Wednesday, November 14, 2018

For Any Pattern: "Does This Make Something Less Aware of a Kind of Variation?"

A car is on a road. There's a dirt road leading off to the left between some trees. A passenger says "They said turn left at the trees!" The driver says "I can't. I don't know how to turn left onto a dirt road."

If you have alternatives - different kinds of things that can be used to replace one another or, sometimes combined with one another - then you have variation.

Design patterns thinking tells us that we should encapsulate variation. That's the kind of thing that is obvious once you already understand it (the hallmark of a good idea) but turning the advice into action can be challenging for people at first.

The immediate goal isn't really to make code less aware of the fact that there is variation so much as making your code so it doesn't need to change when you add or subtract a variant.

So, it's not that we're trying to hide variation altogether. We just want to minimize its impact on most of the code. We are seeking to lessen awareness, not eliminate it altogether.

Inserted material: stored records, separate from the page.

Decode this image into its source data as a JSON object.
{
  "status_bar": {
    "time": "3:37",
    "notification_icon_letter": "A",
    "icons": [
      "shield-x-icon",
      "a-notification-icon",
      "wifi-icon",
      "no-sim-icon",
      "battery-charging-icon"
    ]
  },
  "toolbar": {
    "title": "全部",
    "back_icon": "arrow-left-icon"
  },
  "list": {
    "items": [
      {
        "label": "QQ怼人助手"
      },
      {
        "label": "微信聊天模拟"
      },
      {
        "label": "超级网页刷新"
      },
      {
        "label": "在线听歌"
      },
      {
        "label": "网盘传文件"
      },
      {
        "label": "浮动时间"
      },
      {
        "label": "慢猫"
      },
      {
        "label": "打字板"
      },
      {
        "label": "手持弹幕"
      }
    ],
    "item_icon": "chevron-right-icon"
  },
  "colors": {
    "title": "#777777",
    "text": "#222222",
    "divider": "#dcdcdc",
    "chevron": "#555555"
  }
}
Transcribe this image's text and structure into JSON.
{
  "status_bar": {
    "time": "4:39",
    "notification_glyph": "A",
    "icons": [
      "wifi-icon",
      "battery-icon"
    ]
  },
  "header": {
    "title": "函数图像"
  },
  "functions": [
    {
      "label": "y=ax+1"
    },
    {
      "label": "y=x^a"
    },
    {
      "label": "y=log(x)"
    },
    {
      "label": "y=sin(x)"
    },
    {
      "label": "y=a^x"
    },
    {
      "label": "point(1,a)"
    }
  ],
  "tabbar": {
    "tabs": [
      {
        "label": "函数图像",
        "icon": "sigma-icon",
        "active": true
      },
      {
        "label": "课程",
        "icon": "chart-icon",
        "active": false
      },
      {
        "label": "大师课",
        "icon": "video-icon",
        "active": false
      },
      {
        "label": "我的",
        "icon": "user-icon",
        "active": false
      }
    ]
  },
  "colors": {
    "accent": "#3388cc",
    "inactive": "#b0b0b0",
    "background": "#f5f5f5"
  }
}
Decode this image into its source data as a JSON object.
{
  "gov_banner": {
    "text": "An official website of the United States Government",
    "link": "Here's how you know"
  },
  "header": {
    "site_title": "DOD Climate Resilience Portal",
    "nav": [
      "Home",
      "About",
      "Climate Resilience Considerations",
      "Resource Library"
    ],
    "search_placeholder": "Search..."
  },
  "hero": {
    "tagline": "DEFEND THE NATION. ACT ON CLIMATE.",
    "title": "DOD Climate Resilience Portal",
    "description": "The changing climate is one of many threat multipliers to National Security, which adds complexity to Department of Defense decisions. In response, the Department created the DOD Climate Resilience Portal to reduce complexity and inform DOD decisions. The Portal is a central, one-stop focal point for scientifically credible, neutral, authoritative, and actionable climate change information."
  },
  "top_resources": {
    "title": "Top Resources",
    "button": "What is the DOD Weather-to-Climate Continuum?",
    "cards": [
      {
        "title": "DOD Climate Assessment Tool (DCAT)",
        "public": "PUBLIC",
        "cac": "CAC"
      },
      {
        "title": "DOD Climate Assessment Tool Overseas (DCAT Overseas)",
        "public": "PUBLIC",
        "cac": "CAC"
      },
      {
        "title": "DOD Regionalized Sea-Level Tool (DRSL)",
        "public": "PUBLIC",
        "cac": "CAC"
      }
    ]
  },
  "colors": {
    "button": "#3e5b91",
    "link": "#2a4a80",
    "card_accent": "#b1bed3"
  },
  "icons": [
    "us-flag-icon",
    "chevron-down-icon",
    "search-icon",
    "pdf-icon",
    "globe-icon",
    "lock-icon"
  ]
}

If you are considering a design pattern for your system, and you aren't really sure if it's the right way to go, ask yourself this:
"Does this make something less aware of a kind of variation?"
Or...
"Does this make something less aware of the variants in a kind of variation?"
If the answer is "no", you aren't attending to the fundamental value-proposition of design patterns thinking and there's a good chance you should be considering another path.